政府の作業部会は、主に専業主婦家庭の子に就学前教育をする幼稚園と、共働き家庭などの子を預かる保育所の区別をなくし、「こども園」に一本化することをあきらめた。作業部会の最終案では幼稚園と保育所も残す。当初方針からの明らかな後退で、早急な見直しを求めたい。
幼稚園は文部科学省、保育所は厚生労働省と所管が違う。これまで統合は、既得権益を守りたい役所や関係団体の抵抗で実現しなかった。
昨秋に政府が作業部会に示した案は、10年の経過期間を設けるものの、幼稚園と保育所を廃止し、親の就労に関係なく子どもを受け入れる「こども園」に一本化するとうたっていた。ところが幼稚園関係者が「小学校入学の前の幼児教育という役割が損なわれる」などと反発した。今回の最終案はその声を取り入れた。
最終案では新たに「こども園」をつくり、3歳以上の子すべてに幼児教育を保障する。同時に保育が必要な0~5歳児には保育も保障する。

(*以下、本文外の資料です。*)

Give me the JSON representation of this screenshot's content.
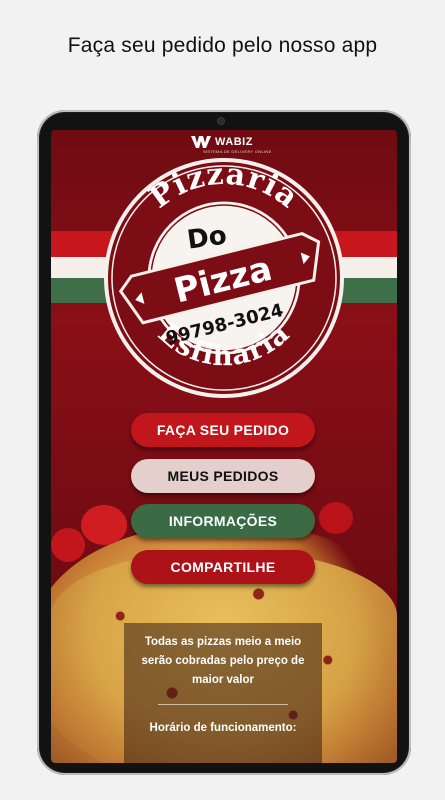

現在の保育所は原則としてすべて「こども園」になるが、幼稚園は転換するかどうか自由に選べる。政府は「こども園」への補助を厚くし転換を促すというが、十分な財源を用意できるかわからず効果は不明だ。市町村が認可する保育所に入れない待機児は0~2歳に多い。この受け入れも幼稚園に義務付けていない。
そして0~2歳児を預かる施設として保育所を残す。これでは制度が複雑で利用者にわかりにくい。行政の重複という弊害も残りかねない。
働く母親が増え、都市部を中心に待機児問題が深刻だ。一方で幼稚園は定員の7割しか子どもがおらず廃園も相次ぐ。幼稚園も保育所も税金がつぎ込まれる社会的な資源だ。
子どもや親にとって最も望ましい使い方を考える必要がある。だからこそ、民主党は幼稚園を使い待機児童をなくし、親が働いているかどうかで小学校に入る前に通う施設が違う状況を変えようとしたはずだ。
ならば、当初掲げた通りに幼稚園と保育所を一本化すべきだろう。5年程度の移行期間はあってもいい。株式会社などが参入しやすい環境も整え、十分な受け皿を用意することが重要だ。安心して子育てできる環境を早急に実現したい。